I avoid all logo-branding myself, but I think mottos and designs are kosher, if true and/or hilarious.
I myself own garments, not with your petty and false descriptions, but commands! My glow-in-the-dark underwear with “Kiss Me!” written on it has found sadly little use, but everyone loves a “Kiss the Cook!” apron.
Er, how can you tell that “they’ve probably never even done the activity”? The only indicator you’re using is body, so unless you see plenty of paraplegic people wearing clothes like that, it’s doubtful you could know.
Heh. Back in the late seventies, I had a T-shirt which read, “Let’s Boogie.” I can assure you all that I have neverboogied in this lifetime . . . nor any other.
Well, to be honest, the shirt was the only good thing I got out of a relationship with a hatchet faced bitch. She went to Australia for 6 weeks, and brought me back 2 things
The t-shirt
A half used bottle of CK for men (I asked who used it, and she said she did. Lying whore. She dumped me the next day.)
And no, I’m not bitter I’m with the bestest girlie in the world now and I still have a kick-ass t-shirt. She could have been swallowed into a hellmouth for all I care
Many of you seem to of misunderstood my original post.
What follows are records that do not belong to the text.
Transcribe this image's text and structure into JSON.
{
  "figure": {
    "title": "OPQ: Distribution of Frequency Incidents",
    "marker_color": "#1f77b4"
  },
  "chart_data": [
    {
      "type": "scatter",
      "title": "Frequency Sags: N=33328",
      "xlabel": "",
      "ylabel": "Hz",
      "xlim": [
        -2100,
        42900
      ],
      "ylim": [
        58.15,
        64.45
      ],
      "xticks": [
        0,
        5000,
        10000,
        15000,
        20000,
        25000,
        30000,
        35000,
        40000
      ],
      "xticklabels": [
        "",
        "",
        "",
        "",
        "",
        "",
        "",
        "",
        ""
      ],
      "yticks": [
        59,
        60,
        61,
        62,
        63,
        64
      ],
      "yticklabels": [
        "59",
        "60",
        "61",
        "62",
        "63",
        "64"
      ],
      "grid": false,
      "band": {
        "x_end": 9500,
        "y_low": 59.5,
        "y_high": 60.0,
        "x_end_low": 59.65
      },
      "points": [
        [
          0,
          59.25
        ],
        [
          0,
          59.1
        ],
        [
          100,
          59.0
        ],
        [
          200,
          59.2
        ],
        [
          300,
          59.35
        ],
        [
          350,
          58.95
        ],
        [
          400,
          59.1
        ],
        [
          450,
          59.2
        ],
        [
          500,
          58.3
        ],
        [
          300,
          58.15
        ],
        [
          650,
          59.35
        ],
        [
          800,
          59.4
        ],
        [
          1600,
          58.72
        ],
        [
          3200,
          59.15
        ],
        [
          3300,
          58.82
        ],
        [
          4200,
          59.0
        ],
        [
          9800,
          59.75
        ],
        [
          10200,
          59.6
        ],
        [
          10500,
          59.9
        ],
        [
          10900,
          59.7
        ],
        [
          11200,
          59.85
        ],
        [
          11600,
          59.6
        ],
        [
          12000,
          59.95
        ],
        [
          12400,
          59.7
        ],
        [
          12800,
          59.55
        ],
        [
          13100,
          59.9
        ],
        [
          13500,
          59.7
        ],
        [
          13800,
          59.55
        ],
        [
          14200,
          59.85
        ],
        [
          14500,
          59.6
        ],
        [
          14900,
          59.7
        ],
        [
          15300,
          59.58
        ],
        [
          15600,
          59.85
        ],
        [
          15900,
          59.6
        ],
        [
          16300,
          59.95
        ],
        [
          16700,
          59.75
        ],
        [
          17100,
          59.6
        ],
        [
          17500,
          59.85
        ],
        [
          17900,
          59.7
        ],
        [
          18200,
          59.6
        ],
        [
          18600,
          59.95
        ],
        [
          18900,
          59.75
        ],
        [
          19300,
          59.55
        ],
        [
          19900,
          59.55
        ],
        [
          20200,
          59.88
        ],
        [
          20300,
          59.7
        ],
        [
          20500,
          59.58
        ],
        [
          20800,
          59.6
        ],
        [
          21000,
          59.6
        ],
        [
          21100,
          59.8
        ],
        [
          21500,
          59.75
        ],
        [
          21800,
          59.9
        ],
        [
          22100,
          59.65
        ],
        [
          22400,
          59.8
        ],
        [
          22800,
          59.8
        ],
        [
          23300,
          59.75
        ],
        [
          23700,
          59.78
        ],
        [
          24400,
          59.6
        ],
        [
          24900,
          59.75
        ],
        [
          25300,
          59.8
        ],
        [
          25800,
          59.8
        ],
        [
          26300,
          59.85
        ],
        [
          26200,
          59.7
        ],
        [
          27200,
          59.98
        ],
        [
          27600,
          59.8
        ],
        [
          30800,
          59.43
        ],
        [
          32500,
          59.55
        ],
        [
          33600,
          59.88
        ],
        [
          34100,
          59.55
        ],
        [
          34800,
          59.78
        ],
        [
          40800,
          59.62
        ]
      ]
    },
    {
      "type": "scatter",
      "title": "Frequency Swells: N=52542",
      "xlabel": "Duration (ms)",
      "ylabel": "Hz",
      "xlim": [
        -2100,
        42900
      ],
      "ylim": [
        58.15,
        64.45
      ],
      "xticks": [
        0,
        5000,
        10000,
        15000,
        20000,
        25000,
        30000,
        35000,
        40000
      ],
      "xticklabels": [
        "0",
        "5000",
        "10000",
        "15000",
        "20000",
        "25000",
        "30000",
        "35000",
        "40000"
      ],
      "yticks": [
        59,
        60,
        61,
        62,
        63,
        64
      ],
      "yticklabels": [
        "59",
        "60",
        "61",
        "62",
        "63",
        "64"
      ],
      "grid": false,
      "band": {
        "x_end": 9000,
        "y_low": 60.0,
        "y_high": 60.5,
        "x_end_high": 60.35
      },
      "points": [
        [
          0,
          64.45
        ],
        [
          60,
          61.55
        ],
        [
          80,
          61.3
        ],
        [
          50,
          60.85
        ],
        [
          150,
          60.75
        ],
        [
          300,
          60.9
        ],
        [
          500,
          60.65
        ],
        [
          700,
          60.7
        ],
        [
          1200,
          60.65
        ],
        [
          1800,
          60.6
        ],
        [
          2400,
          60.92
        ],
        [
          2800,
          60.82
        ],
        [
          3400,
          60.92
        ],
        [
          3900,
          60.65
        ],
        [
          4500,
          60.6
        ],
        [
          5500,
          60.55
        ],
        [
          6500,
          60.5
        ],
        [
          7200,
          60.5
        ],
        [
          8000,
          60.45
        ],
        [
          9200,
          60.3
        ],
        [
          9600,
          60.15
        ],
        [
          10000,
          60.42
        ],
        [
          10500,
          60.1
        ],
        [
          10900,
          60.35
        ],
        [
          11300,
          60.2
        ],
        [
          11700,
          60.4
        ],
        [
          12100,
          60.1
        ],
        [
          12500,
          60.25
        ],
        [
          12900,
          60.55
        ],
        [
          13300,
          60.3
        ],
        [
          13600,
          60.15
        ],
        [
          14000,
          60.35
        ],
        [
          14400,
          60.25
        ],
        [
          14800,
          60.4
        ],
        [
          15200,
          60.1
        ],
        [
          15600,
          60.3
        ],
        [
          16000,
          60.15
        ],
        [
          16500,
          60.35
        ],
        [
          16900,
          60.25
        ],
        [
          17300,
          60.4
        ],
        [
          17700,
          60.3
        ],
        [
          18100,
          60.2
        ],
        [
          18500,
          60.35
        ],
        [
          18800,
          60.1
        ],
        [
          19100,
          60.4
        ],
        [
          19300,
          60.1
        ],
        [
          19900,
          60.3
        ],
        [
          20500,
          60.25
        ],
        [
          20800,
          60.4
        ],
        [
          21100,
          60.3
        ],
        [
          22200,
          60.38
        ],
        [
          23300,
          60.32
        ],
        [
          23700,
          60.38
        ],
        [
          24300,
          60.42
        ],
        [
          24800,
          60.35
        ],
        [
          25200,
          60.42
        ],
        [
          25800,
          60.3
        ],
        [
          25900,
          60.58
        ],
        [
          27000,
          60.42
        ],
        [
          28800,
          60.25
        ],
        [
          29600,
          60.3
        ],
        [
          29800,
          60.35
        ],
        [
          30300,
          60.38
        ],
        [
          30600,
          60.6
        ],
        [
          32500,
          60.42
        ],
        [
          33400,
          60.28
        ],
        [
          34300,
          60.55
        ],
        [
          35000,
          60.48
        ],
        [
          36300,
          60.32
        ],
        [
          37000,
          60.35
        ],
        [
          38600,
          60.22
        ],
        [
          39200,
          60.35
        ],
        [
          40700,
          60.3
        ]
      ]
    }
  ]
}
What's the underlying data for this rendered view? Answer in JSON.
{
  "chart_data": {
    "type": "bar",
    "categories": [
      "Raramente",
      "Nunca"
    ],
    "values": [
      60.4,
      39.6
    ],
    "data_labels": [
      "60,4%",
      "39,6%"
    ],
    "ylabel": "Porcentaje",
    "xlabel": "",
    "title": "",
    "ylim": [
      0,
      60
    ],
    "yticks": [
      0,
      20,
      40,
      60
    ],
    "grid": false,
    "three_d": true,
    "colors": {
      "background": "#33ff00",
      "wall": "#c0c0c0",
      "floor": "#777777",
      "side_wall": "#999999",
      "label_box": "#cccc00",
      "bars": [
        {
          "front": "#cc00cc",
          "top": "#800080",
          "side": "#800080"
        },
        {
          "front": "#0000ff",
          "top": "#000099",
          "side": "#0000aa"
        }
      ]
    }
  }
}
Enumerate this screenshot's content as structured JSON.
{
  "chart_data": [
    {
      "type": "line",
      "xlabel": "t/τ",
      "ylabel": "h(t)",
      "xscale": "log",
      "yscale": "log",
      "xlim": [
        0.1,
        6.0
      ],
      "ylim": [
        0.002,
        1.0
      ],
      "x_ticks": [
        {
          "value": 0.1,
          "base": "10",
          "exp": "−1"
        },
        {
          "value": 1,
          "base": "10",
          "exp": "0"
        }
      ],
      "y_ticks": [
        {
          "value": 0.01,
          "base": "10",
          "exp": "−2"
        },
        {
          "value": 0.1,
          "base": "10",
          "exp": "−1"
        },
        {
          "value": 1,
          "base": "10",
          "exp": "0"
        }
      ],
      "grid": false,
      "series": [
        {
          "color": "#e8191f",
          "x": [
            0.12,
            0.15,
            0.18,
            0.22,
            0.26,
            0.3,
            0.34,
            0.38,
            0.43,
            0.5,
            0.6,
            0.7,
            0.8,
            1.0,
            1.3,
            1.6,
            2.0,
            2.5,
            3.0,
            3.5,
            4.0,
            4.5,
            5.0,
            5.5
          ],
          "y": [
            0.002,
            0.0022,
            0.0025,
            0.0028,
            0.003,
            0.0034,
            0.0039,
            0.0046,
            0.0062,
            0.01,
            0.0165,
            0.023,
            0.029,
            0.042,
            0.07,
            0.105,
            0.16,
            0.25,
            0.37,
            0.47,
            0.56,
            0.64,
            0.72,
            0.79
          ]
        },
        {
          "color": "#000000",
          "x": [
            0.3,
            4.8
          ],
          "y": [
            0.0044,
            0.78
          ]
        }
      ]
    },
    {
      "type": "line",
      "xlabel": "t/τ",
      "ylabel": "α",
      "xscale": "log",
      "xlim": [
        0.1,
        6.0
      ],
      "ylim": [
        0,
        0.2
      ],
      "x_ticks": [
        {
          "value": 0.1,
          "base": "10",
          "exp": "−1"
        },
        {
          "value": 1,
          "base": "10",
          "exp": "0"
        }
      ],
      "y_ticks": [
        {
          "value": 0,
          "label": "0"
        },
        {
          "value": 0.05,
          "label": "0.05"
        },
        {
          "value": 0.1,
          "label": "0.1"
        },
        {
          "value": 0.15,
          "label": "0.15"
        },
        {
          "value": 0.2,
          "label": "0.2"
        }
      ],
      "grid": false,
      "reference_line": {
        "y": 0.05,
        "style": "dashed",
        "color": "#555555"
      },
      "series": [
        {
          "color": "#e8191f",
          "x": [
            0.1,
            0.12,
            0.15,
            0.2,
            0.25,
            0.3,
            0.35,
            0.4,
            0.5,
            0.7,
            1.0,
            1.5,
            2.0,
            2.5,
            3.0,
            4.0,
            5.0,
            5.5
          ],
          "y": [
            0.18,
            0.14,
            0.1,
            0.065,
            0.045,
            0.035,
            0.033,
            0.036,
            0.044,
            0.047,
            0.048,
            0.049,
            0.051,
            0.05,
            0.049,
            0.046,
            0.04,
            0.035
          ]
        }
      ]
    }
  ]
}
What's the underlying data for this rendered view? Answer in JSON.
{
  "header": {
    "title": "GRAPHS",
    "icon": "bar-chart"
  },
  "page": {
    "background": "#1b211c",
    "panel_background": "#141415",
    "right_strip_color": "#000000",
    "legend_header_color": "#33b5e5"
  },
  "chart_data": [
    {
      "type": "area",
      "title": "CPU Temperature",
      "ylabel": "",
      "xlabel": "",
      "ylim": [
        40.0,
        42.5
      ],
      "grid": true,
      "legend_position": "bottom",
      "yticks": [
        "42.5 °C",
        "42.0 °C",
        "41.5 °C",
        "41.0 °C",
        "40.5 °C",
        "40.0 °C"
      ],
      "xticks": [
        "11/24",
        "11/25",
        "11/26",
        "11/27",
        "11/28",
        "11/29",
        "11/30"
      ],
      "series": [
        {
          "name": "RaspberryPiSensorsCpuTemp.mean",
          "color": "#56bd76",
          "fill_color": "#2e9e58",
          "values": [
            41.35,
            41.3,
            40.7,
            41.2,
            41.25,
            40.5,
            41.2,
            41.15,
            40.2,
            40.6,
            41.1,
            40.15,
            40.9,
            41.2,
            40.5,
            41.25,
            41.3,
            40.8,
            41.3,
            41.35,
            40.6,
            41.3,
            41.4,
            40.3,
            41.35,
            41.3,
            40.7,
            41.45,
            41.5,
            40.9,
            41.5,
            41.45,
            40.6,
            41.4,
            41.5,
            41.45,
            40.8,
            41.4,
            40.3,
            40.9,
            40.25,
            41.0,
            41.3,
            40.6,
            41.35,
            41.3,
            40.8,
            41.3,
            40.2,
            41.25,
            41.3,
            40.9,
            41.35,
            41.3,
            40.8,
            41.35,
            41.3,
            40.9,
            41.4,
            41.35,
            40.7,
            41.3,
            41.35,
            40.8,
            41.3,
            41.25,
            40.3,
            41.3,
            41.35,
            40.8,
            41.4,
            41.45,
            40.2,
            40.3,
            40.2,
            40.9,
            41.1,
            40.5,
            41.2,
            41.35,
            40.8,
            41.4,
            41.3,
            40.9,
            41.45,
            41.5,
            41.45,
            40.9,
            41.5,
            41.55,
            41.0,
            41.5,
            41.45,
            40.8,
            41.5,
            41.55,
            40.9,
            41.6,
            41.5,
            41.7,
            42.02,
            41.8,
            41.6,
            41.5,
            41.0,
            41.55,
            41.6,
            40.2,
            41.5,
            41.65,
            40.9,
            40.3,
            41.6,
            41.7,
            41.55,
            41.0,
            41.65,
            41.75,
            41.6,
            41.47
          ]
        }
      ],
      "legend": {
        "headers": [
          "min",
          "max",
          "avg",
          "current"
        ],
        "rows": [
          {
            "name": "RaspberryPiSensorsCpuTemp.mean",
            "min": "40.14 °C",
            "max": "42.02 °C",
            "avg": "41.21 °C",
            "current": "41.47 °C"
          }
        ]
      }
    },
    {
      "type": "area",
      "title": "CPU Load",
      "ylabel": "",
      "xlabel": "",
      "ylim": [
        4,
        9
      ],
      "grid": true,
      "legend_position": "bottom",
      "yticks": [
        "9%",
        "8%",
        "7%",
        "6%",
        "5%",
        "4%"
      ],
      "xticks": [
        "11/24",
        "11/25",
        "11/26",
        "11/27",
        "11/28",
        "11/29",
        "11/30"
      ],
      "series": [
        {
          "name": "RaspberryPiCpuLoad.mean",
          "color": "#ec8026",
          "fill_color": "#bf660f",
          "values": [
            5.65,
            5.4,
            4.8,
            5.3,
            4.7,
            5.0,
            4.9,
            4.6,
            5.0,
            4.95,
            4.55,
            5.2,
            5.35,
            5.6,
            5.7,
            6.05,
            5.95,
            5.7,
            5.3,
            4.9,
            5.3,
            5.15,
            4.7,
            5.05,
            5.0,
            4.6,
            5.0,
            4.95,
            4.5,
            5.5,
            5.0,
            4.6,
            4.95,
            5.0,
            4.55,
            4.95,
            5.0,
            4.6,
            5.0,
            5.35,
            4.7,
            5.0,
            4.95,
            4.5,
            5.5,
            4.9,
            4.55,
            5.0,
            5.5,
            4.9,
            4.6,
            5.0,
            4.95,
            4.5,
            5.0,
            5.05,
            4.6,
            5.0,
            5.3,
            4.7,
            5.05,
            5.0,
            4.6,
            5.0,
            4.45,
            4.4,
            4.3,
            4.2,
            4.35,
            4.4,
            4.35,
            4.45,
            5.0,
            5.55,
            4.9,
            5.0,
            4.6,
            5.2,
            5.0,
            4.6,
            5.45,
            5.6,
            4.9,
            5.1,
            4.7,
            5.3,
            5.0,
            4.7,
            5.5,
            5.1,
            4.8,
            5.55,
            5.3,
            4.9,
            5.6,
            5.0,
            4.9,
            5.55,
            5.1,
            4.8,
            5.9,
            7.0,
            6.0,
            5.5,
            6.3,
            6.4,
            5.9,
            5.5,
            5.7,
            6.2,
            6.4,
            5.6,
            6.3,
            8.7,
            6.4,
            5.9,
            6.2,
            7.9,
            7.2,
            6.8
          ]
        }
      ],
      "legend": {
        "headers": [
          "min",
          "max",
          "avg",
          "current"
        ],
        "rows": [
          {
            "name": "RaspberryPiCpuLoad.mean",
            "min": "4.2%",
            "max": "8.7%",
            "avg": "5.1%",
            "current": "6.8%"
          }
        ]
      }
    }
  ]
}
I meant people that wear shirts calling themselves life guards when they arn’t just to look cool or something. Wearing shirts for say the Redskins or comic book heros that you have a personal liking for or that are special to you. It words on shirts especially largly written name brands that bothers me.
Many of you seem to of misunderstood my original post. I meant people that wear shirts calling themselves life guards when they arn’t just to look cool or something. Wearing shirts for say the Redskins or comic book heros that you have a personal liking for or that are special to you. It words on shirts especially largly written name brands that bothers me.
Oh and kudos to to TwisofFate for not only having a shirt saying “Grease Me Up, Woman!” but wearing it as well.